Si de telles disparités transparaissent au sein des textes d’un seul auteur, elles sont encore amplifiées lorsque l’on considère les données de l’ensemble du Nouveau Testament, sans parler des données de l’Ancien Testament !
Proposition de définition
Afin de donner une définition de la prophétie assez large pour satisfaire l’ensemble des données bibliques, j’ai proposé la définition de travail suivante (j’ai défendu cette définition dans cet article) :
La prophétie chrétienne est l’acte de transmettre, sous la forme d’un message intelligible, une révélation inspirée par l’Esprit du Dieu de Jésus-Christ.
Le prophète est donc avant tout, le « porte-parole » du Seigneur, celui que Dieu inspire pour transmettre de sa part un message à ses contemporains.
La prophétie : une communication en 3 étapes
Dans la suite de la série, je vais essayer de préciser un peu les choses. Pour cela, je propose en général de situer trois étapes dans la communication prophétique qui sont :
- L’inspiration de la prophétie : comment Dieu s’y prend-t-il pour transmettre la prophétie à celui qu’il inspire ?

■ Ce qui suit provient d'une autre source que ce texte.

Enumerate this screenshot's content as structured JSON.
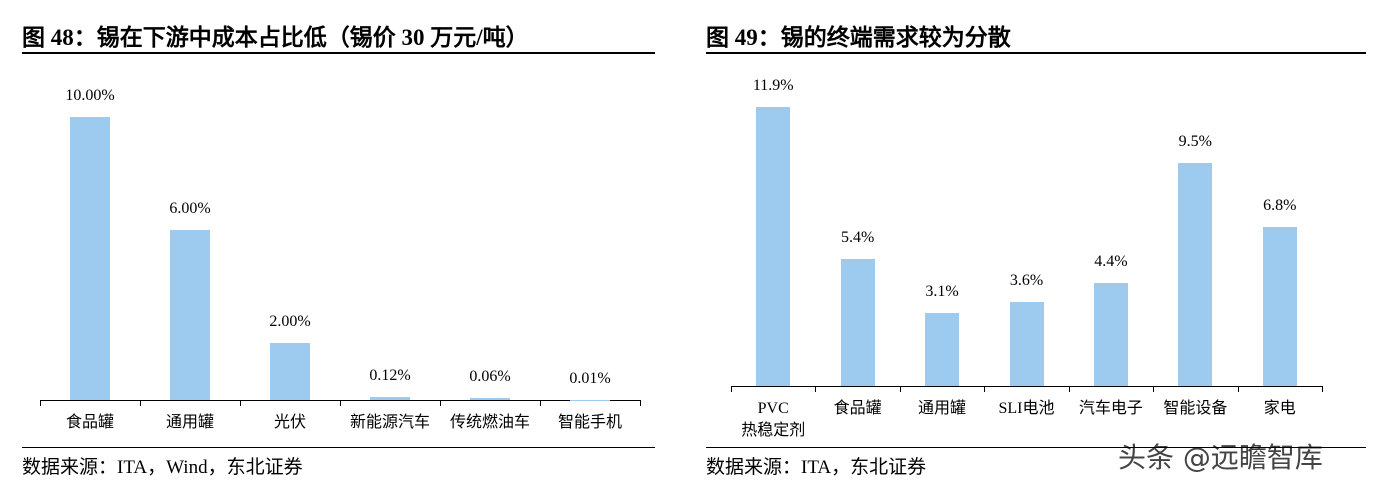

- La transmission du message prophétique : comment l’inspiré est-il appelé à communiquer la prophétie à ses destinataires ? J’aborderai notamment la question de la fonction de la prophétie, de la forme et du contenu du message,
- La réception de la prophétie par l’Église : comment les croyants doivent-ils accueillir la parole prophétique ? C’est la question du discernement et de l’autorité de la prophétie
Chacune de ces 3 étapes sera traitée au fur et à mesure de la suite de cette série…. [à suivre !]
Pasteur Bernard IRRMANN
Travail en profondeur.
Laurent Descos
Comment ça, « à suivre » ?
Mais c’est que c’est super frustrant, ça 😉
Merci pour ce bel article. J’attends les suivants avec impatience.
Timothée Minard
Merci Laurent pour les encouragements ! C’est le principe d’une série… on fidélise les lecteurs en les faisant patienter 🙂 ! A moins que tu sois adepte du « binge-reading » 😉
stephane Lauzet
Merci ! Stimulant…Moi aussi j’ai hâte de lire la suite.
EngSeng Q.
C’est vraiment plus qu’intéressant, on attend la suite de la série avec impatience! Je me plongerai fort bien – à l’occasion – à ta thèse sur le prophétisme aujourd’hui, arrivant presqu’à terme si j’ai bien suivi ^^.
claire poujol
Rien que l’intro, quel travail ! Bravo.